In a paper recently published by the Physics Review, Shimon Kolkowitz and team explain how an atomic clock can be improved by splitting it up
Thanks to their remarkable precision and accuracy, optical atomic clocks are rapidly advancing the frontiers of timekeeping, quantum science, and fundamental physics. A critical figure of merit of an optical atomic clock is its instability, a measure of how rapidly the clock can reach a specific frequency precision given the noise it is subject to. Much research has therefore been devoted to reducing that noise by improving the optical cavities used to stabilize the clock laser or by introducing entangled atomic states to reduce the fundamental quantum noise associated with measuring the atoms in the clock. In this work, we demonstrate an alternative approach to reducing the instability of a strontium optical lattice atomic clock by making more efficient use of its atoms.
Strontium atoms in a magneto optical trap, in the Kolkowitz Lab
Standard atomic clocks treat all the atoms in the clock the same, measuring them all identically and at once. We show that by instead splitting the atoms up into multiple atomic ensembles that are spatially resolved and independently controlled, we can more precisely measure the frequency difference between the atomic transition and the clock laser.
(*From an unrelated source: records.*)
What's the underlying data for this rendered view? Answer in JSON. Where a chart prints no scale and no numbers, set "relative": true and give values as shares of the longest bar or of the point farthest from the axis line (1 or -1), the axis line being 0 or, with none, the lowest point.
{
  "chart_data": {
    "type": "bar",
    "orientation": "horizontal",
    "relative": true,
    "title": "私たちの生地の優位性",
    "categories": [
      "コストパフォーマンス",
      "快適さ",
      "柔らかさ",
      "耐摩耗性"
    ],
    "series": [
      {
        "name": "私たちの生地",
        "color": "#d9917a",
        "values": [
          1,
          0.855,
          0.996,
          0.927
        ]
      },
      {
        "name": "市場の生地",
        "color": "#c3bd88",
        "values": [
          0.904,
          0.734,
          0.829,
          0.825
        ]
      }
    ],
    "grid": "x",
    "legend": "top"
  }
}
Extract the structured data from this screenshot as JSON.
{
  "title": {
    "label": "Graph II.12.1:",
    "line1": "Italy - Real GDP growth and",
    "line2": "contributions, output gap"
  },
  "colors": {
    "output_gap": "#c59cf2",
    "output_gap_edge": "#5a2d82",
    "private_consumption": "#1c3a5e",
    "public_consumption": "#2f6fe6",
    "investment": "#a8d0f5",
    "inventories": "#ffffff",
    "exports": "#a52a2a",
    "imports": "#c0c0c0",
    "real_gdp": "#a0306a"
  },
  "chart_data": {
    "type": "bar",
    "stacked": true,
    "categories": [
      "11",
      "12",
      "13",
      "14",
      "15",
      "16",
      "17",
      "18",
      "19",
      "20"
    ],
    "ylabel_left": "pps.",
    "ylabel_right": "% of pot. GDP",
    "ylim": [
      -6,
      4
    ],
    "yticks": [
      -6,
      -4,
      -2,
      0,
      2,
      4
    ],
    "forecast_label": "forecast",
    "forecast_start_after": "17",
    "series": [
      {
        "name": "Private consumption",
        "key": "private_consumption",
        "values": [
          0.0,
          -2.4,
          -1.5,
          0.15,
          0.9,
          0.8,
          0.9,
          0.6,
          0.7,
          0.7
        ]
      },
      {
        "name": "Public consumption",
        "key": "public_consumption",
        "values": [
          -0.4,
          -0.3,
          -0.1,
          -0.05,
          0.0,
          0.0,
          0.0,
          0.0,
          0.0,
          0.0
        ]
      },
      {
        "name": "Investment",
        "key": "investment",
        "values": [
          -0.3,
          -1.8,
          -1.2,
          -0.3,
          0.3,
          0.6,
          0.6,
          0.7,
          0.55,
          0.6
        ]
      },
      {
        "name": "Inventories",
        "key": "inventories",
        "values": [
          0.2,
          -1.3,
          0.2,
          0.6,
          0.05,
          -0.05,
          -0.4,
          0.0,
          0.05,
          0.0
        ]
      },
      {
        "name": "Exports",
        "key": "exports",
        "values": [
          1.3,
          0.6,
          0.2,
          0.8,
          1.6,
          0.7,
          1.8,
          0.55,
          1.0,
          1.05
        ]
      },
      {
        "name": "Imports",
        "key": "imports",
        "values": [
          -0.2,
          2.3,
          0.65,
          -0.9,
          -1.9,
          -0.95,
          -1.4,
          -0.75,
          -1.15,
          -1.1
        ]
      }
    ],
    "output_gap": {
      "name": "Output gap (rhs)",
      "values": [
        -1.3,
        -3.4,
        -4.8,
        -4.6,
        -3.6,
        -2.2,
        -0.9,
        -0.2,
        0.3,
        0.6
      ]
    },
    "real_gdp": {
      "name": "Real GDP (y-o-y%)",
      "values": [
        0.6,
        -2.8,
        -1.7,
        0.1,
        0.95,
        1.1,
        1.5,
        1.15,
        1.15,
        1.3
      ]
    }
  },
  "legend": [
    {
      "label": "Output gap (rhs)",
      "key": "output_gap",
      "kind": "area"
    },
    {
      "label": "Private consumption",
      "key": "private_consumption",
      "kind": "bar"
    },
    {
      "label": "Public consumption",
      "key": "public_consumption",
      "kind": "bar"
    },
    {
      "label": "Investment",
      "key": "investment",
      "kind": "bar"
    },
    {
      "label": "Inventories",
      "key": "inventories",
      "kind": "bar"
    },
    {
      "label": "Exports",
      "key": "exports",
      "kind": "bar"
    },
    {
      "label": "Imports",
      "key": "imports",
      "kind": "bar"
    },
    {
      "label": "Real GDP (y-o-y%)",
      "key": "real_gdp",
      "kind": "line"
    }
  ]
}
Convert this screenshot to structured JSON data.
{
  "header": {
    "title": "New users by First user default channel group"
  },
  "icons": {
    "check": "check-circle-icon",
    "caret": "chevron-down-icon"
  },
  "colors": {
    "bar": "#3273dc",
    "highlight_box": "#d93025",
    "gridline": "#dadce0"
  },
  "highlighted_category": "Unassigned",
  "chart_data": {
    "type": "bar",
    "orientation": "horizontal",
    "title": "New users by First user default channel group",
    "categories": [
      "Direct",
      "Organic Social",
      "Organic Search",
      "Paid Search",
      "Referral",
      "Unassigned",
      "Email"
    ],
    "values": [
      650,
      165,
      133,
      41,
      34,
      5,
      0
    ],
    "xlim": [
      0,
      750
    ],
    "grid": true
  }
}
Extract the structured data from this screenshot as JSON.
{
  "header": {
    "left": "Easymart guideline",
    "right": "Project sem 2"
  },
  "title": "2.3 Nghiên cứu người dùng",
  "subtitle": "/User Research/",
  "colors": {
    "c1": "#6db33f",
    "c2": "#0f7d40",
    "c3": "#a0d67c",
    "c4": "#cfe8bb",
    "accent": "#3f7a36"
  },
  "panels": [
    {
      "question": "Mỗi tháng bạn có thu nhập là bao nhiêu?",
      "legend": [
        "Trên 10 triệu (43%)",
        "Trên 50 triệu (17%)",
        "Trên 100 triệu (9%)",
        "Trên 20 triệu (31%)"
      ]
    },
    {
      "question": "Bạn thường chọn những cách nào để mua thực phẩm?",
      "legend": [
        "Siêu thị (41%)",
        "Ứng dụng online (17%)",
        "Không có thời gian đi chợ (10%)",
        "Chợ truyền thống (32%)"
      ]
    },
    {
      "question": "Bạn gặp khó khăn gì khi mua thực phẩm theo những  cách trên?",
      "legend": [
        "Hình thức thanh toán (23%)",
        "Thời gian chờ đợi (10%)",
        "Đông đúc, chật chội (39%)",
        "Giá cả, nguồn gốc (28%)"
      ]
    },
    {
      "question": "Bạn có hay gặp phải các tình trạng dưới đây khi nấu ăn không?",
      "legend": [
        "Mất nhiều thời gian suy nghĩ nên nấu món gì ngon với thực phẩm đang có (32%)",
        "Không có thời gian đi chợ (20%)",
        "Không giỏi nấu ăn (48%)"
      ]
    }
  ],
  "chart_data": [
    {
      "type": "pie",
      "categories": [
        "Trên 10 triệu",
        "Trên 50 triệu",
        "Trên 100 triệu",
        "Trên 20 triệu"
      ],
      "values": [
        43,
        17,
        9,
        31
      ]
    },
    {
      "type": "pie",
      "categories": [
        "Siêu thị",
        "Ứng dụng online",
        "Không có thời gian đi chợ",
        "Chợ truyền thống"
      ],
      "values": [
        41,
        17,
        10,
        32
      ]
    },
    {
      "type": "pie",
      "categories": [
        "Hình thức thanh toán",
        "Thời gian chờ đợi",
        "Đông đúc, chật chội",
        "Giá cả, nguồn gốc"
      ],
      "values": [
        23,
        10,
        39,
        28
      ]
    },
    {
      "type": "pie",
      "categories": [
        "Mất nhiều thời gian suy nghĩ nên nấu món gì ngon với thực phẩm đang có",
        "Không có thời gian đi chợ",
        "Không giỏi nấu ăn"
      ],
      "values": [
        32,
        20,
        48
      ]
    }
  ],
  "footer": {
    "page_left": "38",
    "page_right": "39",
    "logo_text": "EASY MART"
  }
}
We demonstrate new techniques that make use of either two or four atomic ensembles to reduce the measured instability of the clock by up to a factor of 2 compared to an otherwise identical standard optical atomic clock with the same total number of atoms.
The techniques we demonstrate can be straightforwardly implemented in other existing optical atomic clocks, with comparable expected gains in clock performance.